One thing I have thought a lot about these past days is about the importance and the high quality of nurses, nurse's assistants and physical therapists.  These people are on the front lines of care in a hospital setting, every day, 24 hours a day.  They are the absolute front line of care for patients like my Auntie.  They truly care for the patients---not just in changing their dressings or giving medications or taking "vitals" on a regular basis.  They CARE....they take it personally when a patient is in discomfort or distress and do all that is possible to alleviate any misery.  I am so favorably impressed by the wonderful caring nursing staff and other support staff at the hospital where my Aunt is spending her days.

It has been difficult for my sister and me to see our cousin doing what she does for her mom....so lovingly, so unselfishly, so positively,often for a dozen or more hours each day... in spite of many bumps along the way of recovery.  When one is elderly.....in their late eighties....recovery is a much different route than when one is still in their middle years or is younger than that.  Healing takes place so much more quickly when you are younger.      Healing and recovering for an elderly person is a real struggle.  The goal is to get our Aunt back to a rehab unit at the Eventide care center where she has lived this past year as an Assisted Living resident.  During the past few days that goal looked really far away but suddenly today, it is going to happen!   Our amazingly strong and plucky little Aunt is going back to Eventide tomorrow after making some really big strides today.  I am so thankful and so amazed at her strength of will even when there has been little physical strength for some days now.
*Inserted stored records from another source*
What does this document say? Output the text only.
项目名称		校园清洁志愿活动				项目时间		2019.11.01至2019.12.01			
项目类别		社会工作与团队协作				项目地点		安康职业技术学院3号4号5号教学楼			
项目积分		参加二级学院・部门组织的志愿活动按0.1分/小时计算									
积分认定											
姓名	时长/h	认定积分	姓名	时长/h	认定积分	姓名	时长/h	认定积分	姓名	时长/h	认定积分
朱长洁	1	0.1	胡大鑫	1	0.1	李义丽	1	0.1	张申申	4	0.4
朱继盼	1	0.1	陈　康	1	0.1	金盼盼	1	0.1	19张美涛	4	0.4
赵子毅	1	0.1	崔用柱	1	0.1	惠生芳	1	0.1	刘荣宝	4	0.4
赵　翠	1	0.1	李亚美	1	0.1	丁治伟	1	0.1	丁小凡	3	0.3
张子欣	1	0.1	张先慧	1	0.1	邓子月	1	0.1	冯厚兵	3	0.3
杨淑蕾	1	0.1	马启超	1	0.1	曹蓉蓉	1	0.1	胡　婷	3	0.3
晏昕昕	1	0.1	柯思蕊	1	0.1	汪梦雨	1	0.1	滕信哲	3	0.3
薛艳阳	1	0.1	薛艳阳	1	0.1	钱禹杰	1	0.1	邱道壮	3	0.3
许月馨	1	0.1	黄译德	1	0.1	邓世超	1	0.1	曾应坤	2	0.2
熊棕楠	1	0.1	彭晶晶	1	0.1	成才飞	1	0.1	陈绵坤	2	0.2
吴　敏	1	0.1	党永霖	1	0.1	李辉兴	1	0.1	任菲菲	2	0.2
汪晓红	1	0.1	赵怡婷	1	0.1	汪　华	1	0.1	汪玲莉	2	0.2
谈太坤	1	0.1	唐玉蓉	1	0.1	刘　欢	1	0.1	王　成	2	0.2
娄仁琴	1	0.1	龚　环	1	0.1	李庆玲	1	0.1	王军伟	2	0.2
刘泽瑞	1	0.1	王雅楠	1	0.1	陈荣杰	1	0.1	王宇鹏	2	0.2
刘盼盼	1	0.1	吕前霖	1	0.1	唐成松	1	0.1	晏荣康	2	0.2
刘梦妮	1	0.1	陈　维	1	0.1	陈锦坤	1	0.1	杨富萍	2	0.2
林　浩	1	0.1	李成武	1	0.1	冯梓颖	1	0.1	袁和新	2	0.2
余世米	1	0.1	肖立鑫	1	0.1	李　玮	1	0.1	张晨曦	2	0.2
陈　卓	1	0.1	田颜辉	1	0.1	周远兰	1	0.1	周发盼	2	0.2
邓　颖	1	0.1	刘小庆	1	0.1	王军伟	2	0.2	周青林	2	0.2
A few other thoughts about hospital care in the present day:   not having observed the many changes in hospital care, I was truly amazed to discover a way doctors now function.  There are teams of student doctors who consult on  cases and they seem to be totally hospital doctors with no connection to a clinicical practice.  Perhaps this is in the name of efficiency for other physicians who are also clinicians, but I have seen some dangerous gaps in patient care due to this system.  It has seemed that at times there is little coordination between the teams of doctors who visit the hospital patients .....each team gets some new ideas about what should be done and another team thinks differently and wants to try something entirely different.  This has seemed to happen on more than one occasion while I have been visiting my Aunt in her situation.  I have even felt like she was sort of a "guinea pig patient" for these teams of doctors-in -training.  I hope my perception is incorrect because if it is not, I think the quality of the doctor-care is a lot lower than that of the nursing staff and physical therapists, et al.  It seems like there is much more consistency among the nursing staff care...yet they are subject to changes in doctor's orders and cannot function without that direction. It has dismayed me on more than one occasion.

Today however, I am much encouraged by the amazing turn-around in my Aunt's condition and am more than overjoyed that she is going to get to return to the rehab unit at the nursing care center in just a few more hours.  It has been a longer than expected journey and one that has amazed us in many different ways.